The experimental studies summarized here suggest that Phyllanthus niruri might interfere with important steps of the calculi formation including crystal aggregation and internalization by the tubular cells, crystal structure and composition. These properties of Phyllanthus niruri may constitute an important advantage in the prevention of lithiasis, inhibiting calculus growth and keeping the crystals dispersed in the urine, with their consequent easier elimination. Although clinical studies are less abundant, available data point to beneficial effects of Phyllanthus by inducing ureteral relaxation, interfering in the excretion of promoters of urinary crystallization such as calcium or helping to clear fragments following lithotripsy. It is important to consider however, that although it is clear that Phyllanthus niruri can interfere with many steps of the stone formation, longer-term clinical studies are necessary to define whether these effects can be translated into real clinical benefit to treat and/or prevent urolithiasis.

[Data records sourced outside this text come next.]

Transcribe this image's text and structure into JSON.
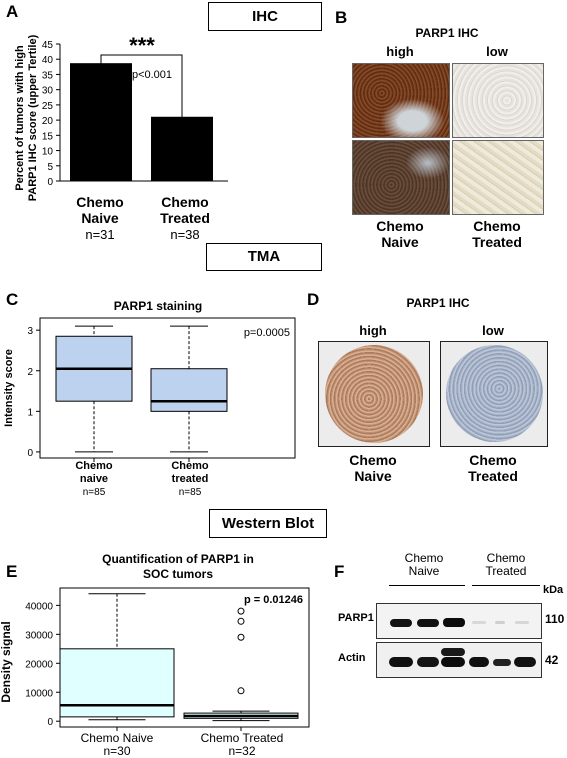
{
  "section_labels": {
    "ihc": "IHC",
    "tma": "TMA",
    "western": "Western Blot"
  },
  "panels": {
    "a": "A",
    "b": "B",
    "c": "C",
    "d": "D",
    "e": "E",
    "f": "F"
  },
  "panel_a": {
    "ylabel_line1": "Percent of tumors with high",
    "ylabel_line2": "PARP1 IHC score (upper Tertile)",
    "significance": "***",
    "pvalue": "p<0.001",
    "groups": [
      {
        "line1": "Chemo",
        "line2": "Naive",
        "n": "n=31"
      },
      {
        "line1": "Chemo",
        "line2": "Treated",
        "n": "n=38"
      }
    ]
  },
  "panel_b": {
    "title": "PARP1 IHC",
    "col_high": "high",
    "col_low": "low",
    "groups": [
      {
        "line1": "Chemo",
        "line2": "Naive"
      },
      {
        "line1": "Chemo",
        "line2": "Treated"
      }
    ]
  },
  "panel_c": {
    "title": "PARP1 staining",
    "ylabel": "Intensity score",
    "pvalue": "p=0.0005",
    "groups": [
      {
        "line1": "Chemo",
        "line2": "naive",
        "n": "n=85"
      },
      {
        "line1": "Chemo",
        "line2": "treated",
        "n": "n=85"
      }
    ]
  },
  "panel_d": {
    "title": "PARP1 IHC",
    "col_high": "high",
    "col_low": "low",
    "groups": [
      {
        "line1": "Chemo",
        "line2": "Naive"
      },
      {
        "line1": "Chemo",
        "line2": "Treated"
      }
    ]
  },
  "panel_e": {
    "title_line1": "Quantification of PARP1 in",
    "title_line2": "SOC tumors",
    "ylabel": "Density signal",
    "pvalue": "p = 0.01246",
    "groups": [
      {
        "label": "Chemo Naive",
        "n": "n=30"
      },
      {
        "label": "Chemo Treated",
        "n": "n=32"
      }
    ]
  },
  "panel_f": {
    "group1_line1": "Chemo",
    "group1_line2": "Naive",
    "group2_line1": "Chemo",
    "group2_line2": "Treated",
    "unit": "kDa",
    "rows": [
      {
        "label": "PARP1",
        "kda": "110"
      },
      {
        "label": "Actin",
        "kda": "42"
      }
    ]
  },
  "chart_data": [
    {
      "type": "bar",
      "categories": [
        "Chemo Naive",
        "Chemo Treated"
      ],
      "values": [
        38.7,
        21.1
      ],
      "ylabel": "Percent of tumors with high PARP1 IHC score (upper Tertile)",
      "ylim": [
        0,
        45
      ],
      "yticks": [
        0,
        5,
        10,
        15,
        20,
        25,
        30,
        35,
        40,
        45
      ],
      "bar_color": "#000000"
    },
    {
      "type": "box",
      "title": "PARP1 staining",
      "ylabel": "Intensity score",
      "categories": [
        "Chemo naive",
        "Chemo treated"
      ],
      "ylim": [
        -0.15,
        3.3
      ],
      "yticks": [
        0,
        1,
        2,
        3
      ],
      "boxes": [
        {
          "min": 0,
          "q1": 1.25,
          "median": 2.05,
          "q3": 2.85,
          "max": 3.1
        },
        {
          "min": 0,
          "q1": 1.0,
          "median": 1.25,
          "q3": 2.05,
          "max": 3.1
        }
      ],
      "fill": "#bcd2ee"
    },
    {
      "type": "box",
      "title": "Quantification of PARP1 in SOC tumors",
      "ylabel": "Density signal",
      "categories": [
        "Chemo Naive",
        "Chemo Treated"
      ],
      "ylim": [
        -2000,
        46000
      ],
      "yticks": [
        0,
        10000,
        20000,
        30000,
        40000
      ],
      "boxes": [
        {
          "min": 500,
          "q1": 1500,
          "median": 5500,
          "q3": 25000,
          "max": 44000,
          "outliers": []
        },
        {
          "min": 200,
          "q1": 1000,
          "median": 1800,
          "q3": 2800,
          "max": 3500,
          "outliers": [
            10500,
            29000,
            34500,
            38000
          ]
        }
      ],
      "fill": "#e0ffff"
    }
  ]
}
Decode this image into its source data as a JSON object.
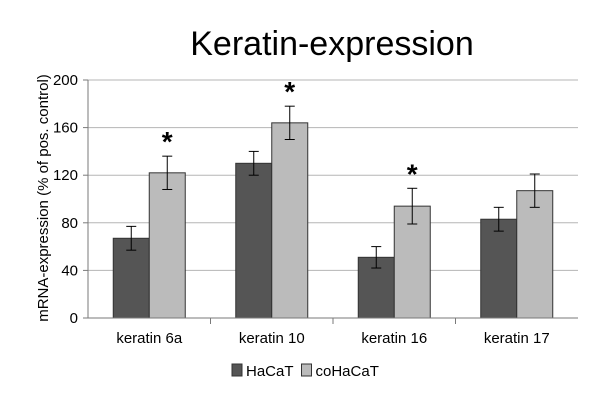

The authors provide a nice review on the herb Phyllanthus niruri whose properties appear in fact to be promising assets in stone disease prevention and treatment. However, care must be taken to properly design future clinical studies in a way to provide reliable, consistent and reproducible data. As a major concern, I would point out the definition of accurate dosage and mode of intake. In a recent review on Chinese herbs used for managing stone disease, Miyaoka et al. (1) found several clinical trials demonstrating the likely benefits on stone prevention. However, the lack of standardization on dose and compounds between studies evaluating the same herbs made it extremely difficult to compare them and draw a sustainable conclusion. As a result, although used for hundreds of years with practical evidence of clinical benefits, Chinese herbs still strive to enter the armamentarium of stone therapy as a global consensus.
1. Miyaoka R, Monga M: Use of traditional Chinese medicine in the management of urinary stone disease. Int Braz J Urol. 2009; 35: 396-405.